Oui. Surtout lorsqu’il y a de la désinformation sur le sujet. Todd Akin, un représentant au Congrès américain, a déclaré à la télévision qu’il n’y a pas lieu de permettre l’avortement en cas de viol ou d’inceste parce qu’une femme ne peut pas tomber enceinte dans ces conditions, étant donné que son corps se « ferme » à cette relation sexuelle. Je suis inquiète de voir que le débat dévie vers un plus grand contrôle du corps des femmes. Celles-ci sont parfaitement capables de prendre des décisions pour elles-mêmes.

Vous déplorez que les plus jeunes générations hésitent à parler de féminisme et à s’engager dans des luttes pour préserver les acquis. Est-ce un mot à éviter?

Le mot féminisme a toujours été « radioactif ». Le féminisme était vu comme quelque chose de très radical autrefois, et c’est encore vrai. J’ai moi-même eu un débat avec mon éditeur, car je n’étais pas chaude à l’idée d’avoir le mot féministe dans le titre de mon livre. Mais la plupart des femmes me disent qu’elles en sont ravies parce qu’il faut se souvenir des luttes que nous avons menées.

Le modèle de la mère superwoman, qui subit la pression de tout réussir, n’est pas disparu. Que peut-on faire pour rééquilibrer la situation?

Je ne sais pas. Ces superwoman existeront toujours. Je pense qu’on doit simplement être réalistes et tâcher de donner aux femmes ce qu’elles réclament : de la flexibilité. Pourquoi ne pas leur permettre de travailler quatre jours au lieu de cinq ou de quitter le bureau à 15h au lieu de 17h? Certaines femmes se privent d’un avancement parce qu’elles craignent de ne pas pouvoir tout concilier. Il faut remédier à ça.

Qu’avez-vous fait vous-même pour concilier travail et famille? Êtes-vous une superwoman?
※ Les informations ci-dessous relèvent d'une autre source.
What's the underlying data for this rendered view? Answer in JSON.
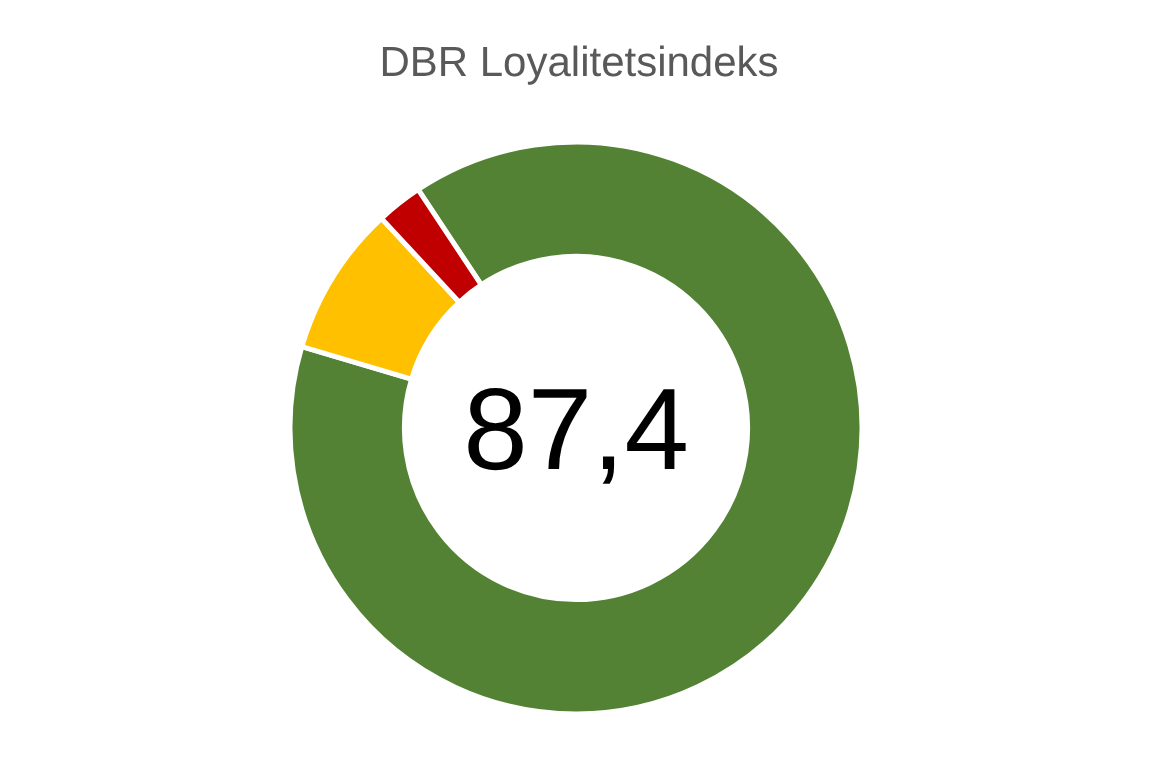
{
  "chart_data": {
    "type": "donut",
    "title": "DBR Loyalitetsindeks",
    "categories": [
      null,
      null,
      null
    ],
    "values": [
      88.9,
      8.5,
      2.6
    ],
    "colors": [
      "#548235",
      "#ffc000",
      "#c00000"
    ],
    "annotations": [
      "87,4"
    ]
  }
}
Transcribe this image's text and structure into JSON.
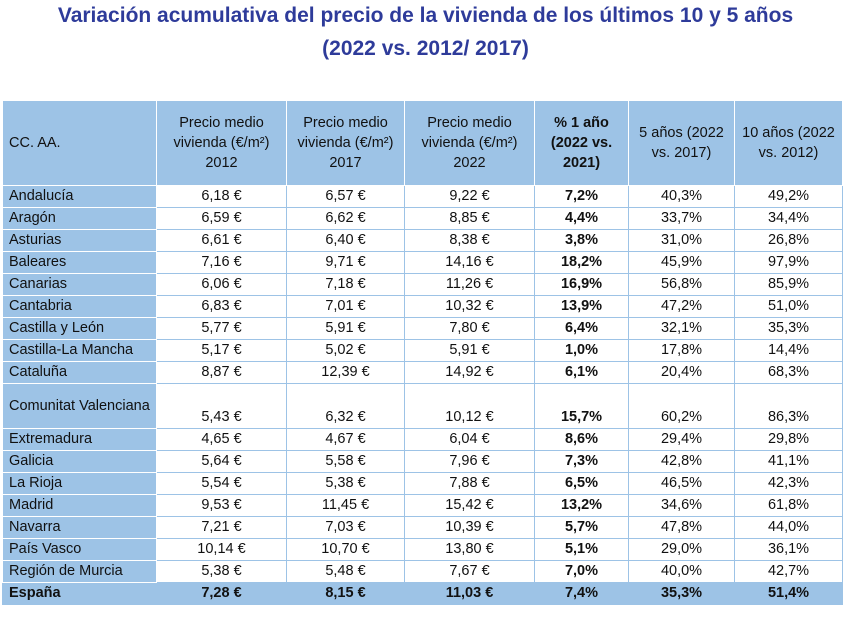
{
  "title_line1": "Variación acumulativa del precio de la vivienda de los últimos 10 y 5 años",
  "title_line2": "(2022 vs. 2012/ 2017)",
  "headers": [
    "CC. AA.",
    "Precio medio vivienda (€/m²) 2012",
    "Precio medio vivienda (€/m²) 2017",
    "Precio medio vivienda (€/m²) 2022",
    "% 1 año (2022 vs. 2021)",
    "5 años (2022 vs. 2017)",
    "10 años (2022 vs. 2012)"
  ],
  "rows": [
    [
      "Andalucía",
      "6,18 €",
      "6,57 €",
      "9,22 €",
      "7,2%",
      "40,3%",
      "49,2%"
    ],
    [
      "Aragón",
      "6,59 €",
      "6,62 €",
      "8,85 €",
      "4,4%",
      "33,7%",
      "34,4%"
    ],
    [
      "Asturias",
      "6,61 €",
      "6,40 €",
      "8,38 €",
      "3,8%",
      "31,0%",
      "26,8%"
    ],
    [
      "Baleares",
      "7,16 €",
      "9,71 €",
      "14,16 €",
      "18,2%",
      "45,9%",
      "97,9%"
    ],
    [
      "Canarias",
      "6,06 €",
      "7,18 €",
      "11,26 €",
      "16,9%",
      "56,8%",
      "85,9%"
    ],
    [
      "Cantabria",
      "6,83 €",
      "7,01 €",
      "10,32 €",
      "13,9%",
      "47,2%",
      "51,0%"
    ],
    [
      "Castilla y León",
      "5,77 €",
      "5,91 €",
      "7,80 €",
      "6,4%",
      "32,1%",
      "35,3%"
    ],
    [
      "Castilla-La Mancha",
      "5,17 €",
      "5,02 €",
      "5,91 €",
      "1,0%",
      "17,8%",
      "14,4%"
    ],
    [
      "Cataluña",
      "8,87 €",
      "12,39 €",
      "14,92 €",
      "6,1%",
      "20,4%",
      "68,3%"
    ],
    [
      "Comunitat Valenciana",
      "5,43 €",
      "6,32 €",
      "10,12 €",
      "15,7%",
      "60,2%",
      "86,3%"
    ],
    [
      "Extremadura",
      "4,65 €",
      "4,67 €",
      "6,04 €",
      "8,6%",
      "29,4%",
      "29,8%"
    ],
    [
      "Galicia",
      "5,64 €",
      "5,58 €",
      "7,96 €",
      "7,3%",
      "42,8%",
      "41,1%"
    ],
    [
      "La Rioja",
      "5,54 €",
      "5,38 €",
      "7,88 €",
      "6,5%",
      "46,5%",
      "42,3%"
    ],
    [
      "Madrid",
      "9,53 €",
      "11,45 €",
      "15,42 €",
      "13,2%",
      "34,6%",
      "61,8%"
    ],
    [
      "Navarra",
      "7,21 €",
      "7,03 €",
      "10,39 €",
      "5,7%",
      "47,8%",
      "44,0%"
    ],
    [
      "País Vasco",
      "10,14 €",
      "10,70 €",
      "13,80 €",
      "5,1%",
      "29,0%",
      "36,1%"
    ],
    [
      "Región de Murcia",
      "5,38 €",
      "5,48 €",
      "7,67 €",
      "7,0%",
      "40,0%",
      "42,7%"
    ]
  ],
  "total": [
    "España",
    "7,28 €",
    "8,15 €",
    "11,03 €",
    "7,4%",
    "35,3%",
    "51,4%"
  ]
}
Je ne pense pas. J’ai travaillé comme législatrice pour l’État du Vermont à temps partiel; j’étais plus souvent à la maison. Quand j’ai été élue gouverneure du Vermont, je travaillais 24 heures sur 24, sept jours sur sept. C’était plus difficile, mais mes enfants avaient grandi. J’en avais deux au collège et un au secondaire. Mon mari m’a toujours aidée, même s’il avait un travail très prenant. J’avais aussi une aide domestique. J’étais privilégiée. Mais cela ne m’a pas empêchée de me sentir coupable à mes heures.